Eramet/Weda Bay Nickel et autres entreprises opérant sur le territoire des Hongana Manyawa doivent :
- mettre fin de manière définitive à toutes les opérations sur les territoires qui appartiennent aux Hongana Manyawa non contactés (incluant ceux qu’ils ont traditionnellement occupés), et retirer toute infrastructure existant sur de tels territoires ;
- opérer uniquement dans des territoires pour lesquels le consentement préalable, libre et éclairé des Autochtones a été obtenu, ce qui exclut par conséquent l’ensemble du territoire des Hongana Manyawa non contactés ;
- renoncer définitivement à tout contact forcé avec tout membre non contacté du peuple hongana manyawa ;
- renoncer définitivement à toute initiative de sédentarisation des Hongana Manyawa nomades ;
- faire usage de son influence sur les entreprises partenaires, l’IWIP (parc industriel Indonesia Weda Bay) et le gouvernement indonésien, en réclamant la reconnaissance des droits territoriaux des Hongana Manyawa, ainsi que la création et la mise en œuvre d’une zone interdite d’accès visant à protéger les Hongana Manyawa non contactés.

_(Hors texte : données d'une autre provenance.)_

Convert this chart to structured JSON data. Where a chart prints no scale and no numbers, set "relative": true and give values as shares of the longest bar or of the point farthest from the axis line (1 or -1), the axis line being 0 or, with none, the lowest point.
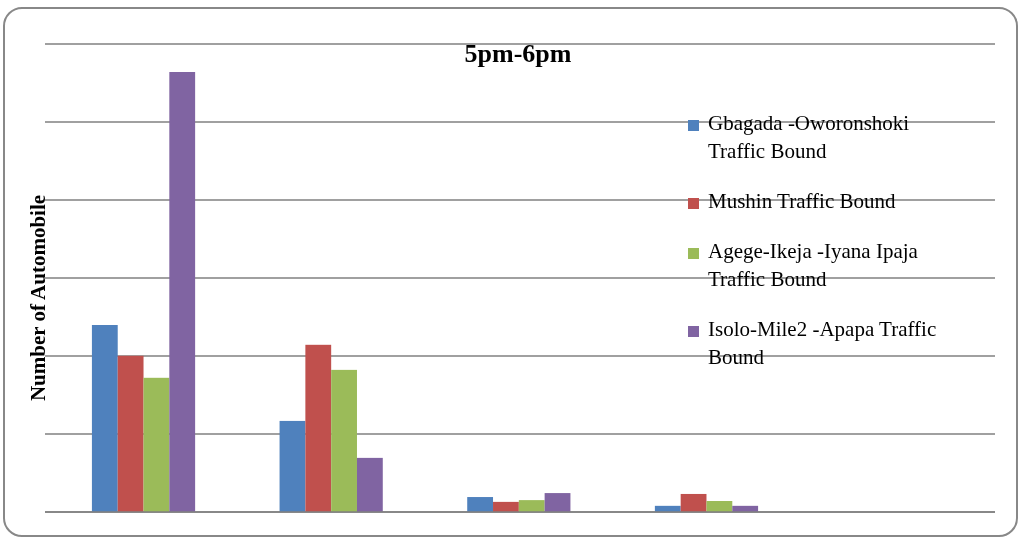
{
  "chart_data": {
    "type": "bar",
    "title": "5pm-6pm",
    "ylabel": "Number of Automobile",
    "relative": true,
    "categories": [
      null,
      null,
      null,
      null
    ],
    "series": [
      {
        "name": "Gbagada -Oworonshoki Traffic Bound",
        "color": "#4f81bd",
        "values": [
          0.425,
          0.207,
          0.034,
          0.014
        ]
      },
      {
        "name": "Mushin Traffic Bound",
        "color": "#c0504d",
        "values": [
          0.355,
          0.38,
          0.023,
          0.041
        ]
      },
      {
        "name": "Agege-Ikeja -Iyana Ipaja Traffic Bound",
        "color": "#9bbb59",
        "values": [
          0.305,
          0.323,
          0.027,
          0.025
        ]
      },
      {
        "name": "Isolo-Mile2 -Apapa Traffic Bound",
        "color": "#8064a2",
        "values": [
          1,
          0.123,
          0.043,
          0.014
        ]
      }
    ],
    "grid": "y",
    "legend": "right"
  }
}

Les fabricants de véhicules électriques doivent :
- s’engager publiquement à ce que leurs chaînes d’approvisionnement soient intégralement exemptes de matières premières en provenance de territoires de peuples autochtones non contactés, y compris les Hongana Manyawa, ou provenant d’entreprises opérant sur les territoires de ces peuples ou s’y approvisionnant ;
- faire usage de leur influence pour sensibiliser leurs fournisseurs à l’importance et au caractère obligatoire du consentement préalable, libre et éclairé (notamment sur l’impossibilité d’obtenir le consentement d’un peuple non contacté) et aux droits des peuples autochtones, y compris des peuples autochtones non contactés ;
- faire usage de leur influence sur le gouvernement indonésien pour demander la reconnaissance des droits territoriaux des Hongana Manyawa, ainsi que la création et la mise en œuvre d’une zone interdite d’accès visant à protéger les Hongana Manyawa non contactés.